Dud, separated in the confusion of that rush down from the stand from his companion, waited to hear the announcement of the time, hoping to learn that Foster Tray had made a new record for the mile. But four minutes and fifty-four seconds was not sensational, and so he followed the crowd to the pole-vault. The broad jumpers had just finished and Mount Morris had won first place, leaving four points for Grafton, and the figures stood 46 to 44, the Green-and-White still two points ahead. The hammer-throw had not yet been heard from, Dud learned, but Quinn was sure of first in the pole-vault. Dud joined the ranks of the anxious onlookers and watched while Mount Morris’s talent tried and failed to equal Jim Quinn’s ten feet and one inch, watched while Hanson of Grafton struggled for third place in the vault-off between him and Joy of Mount Morris and grieved when he lost out. And then, while Dud was figuring and calculating and staring at the unwelcome result which showed Mount Morris still a point ahead, a wildly leaping junior shot around the stand bringing an end to suspense.

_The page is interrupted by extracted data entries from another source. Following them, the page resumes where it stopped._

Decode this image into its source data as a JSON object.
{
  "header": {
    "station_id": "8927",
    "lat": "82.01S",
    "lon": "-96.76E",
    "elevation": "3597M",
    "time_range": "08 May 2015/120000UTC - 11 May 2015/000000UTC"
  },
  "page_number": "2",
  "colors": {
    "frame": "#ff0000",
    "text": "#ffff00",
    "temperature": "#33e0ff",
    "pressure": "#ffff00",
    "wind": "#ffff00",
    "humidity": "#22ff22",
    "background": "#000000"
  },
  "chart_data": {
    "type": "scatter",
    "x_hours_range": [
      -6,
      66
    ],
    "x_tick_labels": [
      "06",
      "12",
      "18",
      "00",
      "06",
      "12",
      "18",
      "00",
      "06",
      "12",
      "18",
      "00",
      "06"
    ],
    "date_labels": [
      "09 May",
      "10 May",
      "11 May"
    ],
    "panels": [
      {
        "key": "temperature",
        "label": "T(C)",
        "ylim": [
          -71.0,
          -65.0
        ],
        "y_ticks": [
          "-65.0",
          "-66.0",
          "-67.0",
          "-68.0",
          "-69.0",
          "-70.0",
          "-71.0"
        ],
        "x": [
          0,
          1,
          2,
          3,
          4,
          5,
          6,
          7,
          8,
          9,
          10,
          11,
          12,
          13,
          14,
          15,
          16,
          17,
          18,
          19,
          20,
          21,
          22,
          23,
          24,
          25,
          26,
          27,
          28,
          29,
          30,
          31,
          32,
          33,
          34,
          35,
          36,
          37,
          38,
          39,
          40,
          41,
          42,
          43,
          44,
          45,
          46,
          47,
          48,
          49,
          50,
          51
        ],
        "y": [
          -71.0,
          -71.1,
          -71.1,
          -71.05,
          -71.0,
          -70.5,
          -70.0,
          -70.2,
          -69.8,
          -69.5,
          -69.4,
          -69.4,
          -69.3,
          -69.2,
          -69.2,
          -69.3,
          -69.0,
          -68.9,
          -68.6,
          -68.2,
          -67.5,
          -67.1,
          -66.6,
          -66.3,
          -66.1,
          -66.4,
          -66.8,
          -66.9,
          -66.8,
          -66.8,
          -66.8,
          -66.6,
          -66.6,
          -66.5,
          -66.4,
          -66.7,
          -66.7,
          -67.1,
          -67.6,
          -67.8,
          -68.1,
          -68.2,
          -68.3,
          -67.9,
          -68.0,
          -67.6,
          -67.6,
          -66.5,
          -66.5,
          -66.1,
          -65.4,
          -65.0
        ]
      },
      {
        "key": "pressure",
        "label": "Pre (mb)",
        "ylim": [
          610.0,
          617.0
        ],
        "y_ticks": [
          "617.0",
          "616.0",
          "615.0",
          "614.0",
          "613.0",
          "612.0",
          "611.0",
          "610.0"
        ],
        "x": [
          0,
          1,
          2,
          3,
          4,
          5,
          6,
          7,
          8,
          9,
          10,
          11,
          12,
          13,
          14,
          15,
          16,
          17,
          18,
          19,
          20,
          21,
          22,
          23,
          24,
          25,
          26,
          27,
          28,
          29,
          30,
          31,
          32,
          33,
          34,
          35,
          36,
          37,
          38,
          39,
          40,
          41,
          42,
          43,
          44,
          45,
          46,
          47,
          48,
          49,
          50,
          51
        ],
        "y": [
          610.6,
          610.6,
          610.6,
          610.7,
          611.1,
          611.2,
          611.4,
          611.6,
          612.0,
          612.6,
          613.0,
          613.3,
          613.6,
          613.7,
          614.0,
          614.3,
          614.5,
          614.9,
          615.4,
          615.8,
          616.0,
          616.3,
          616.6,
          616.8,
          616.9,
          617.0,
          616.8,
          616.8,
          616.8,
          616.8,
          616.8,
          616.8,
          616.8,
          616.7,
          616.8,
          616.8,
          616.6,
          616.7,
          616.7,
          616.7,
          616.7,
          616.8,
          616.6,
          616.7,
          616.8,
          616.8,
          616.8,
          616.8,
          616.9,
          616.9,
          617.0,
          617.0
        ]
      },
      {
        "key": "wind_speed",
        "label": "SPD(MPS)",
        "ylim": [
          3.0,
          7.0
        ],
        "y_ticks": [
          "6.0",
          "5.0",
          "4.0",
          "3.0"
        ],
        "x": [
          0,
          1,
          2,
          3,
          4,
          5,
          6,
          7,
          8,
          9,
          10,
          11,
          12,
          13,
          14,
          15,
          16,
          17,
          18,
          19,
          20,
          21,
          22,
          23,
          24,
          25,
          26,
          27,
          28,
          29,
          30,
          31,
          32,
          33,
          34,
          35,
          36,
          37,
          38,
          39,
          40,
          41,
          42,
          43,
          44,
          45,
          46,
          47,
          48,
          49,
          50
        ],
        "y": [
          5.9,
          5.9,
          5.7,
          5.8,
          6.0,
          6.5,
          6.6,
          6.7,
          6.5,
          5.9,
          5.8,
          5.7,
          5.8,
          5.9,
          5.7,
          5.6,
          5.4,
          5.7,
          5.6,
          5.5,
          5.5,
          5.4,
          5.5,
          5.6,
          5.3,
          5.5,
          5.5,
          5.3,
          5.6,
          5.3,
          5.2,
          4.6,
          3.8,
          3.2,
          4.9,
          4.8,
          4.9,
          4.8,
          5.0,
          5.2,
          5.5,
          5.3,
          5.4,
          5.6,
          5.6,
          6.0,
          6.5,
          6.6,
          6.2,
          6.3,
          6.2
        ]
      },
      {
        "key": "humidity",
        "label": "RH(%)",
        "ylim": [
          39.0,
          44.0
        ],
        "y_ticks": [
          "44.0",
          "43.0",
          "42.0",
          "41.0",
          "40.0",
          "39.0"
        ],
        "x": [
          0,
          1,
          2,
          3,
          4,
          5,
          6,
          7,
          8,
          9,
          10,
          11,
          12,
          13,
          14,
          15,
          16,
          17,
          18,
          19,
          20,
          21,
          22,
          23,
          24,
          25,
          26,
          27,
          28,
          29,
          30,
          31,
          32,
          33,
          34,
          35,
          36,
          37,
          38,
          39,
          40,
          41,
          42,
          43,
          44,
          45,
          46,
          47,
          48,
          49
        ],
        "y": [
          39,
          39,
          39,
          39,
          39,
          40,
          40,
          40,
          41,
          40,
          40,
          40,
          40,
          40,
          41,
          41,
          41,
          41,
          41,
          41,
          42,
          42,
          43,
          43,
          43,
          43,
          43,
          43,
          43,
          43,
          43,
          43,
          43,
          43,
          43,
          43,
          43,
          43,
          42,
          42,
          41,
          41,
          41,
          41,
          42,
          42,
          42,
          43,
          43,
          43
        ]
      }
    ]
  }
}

Grafton had won first and second place in the hammer-throw! Driver had thrown a hundred and thirty-nine feet and four inches! And Gowen had done almost as well! And Mount Morris’s best was only——
But Dud didn’t care what Mount Morris’s best had been! He was scrawling a big black 8 on his program and shouting to no one in particular:
“What do you know about that? Grafton, 57; Mount Morris, 51! Well, I guess! Six points to the good! Oh, we’re not so bad, not so bad! Fifty-seven to fifty-one! What do you know about that?”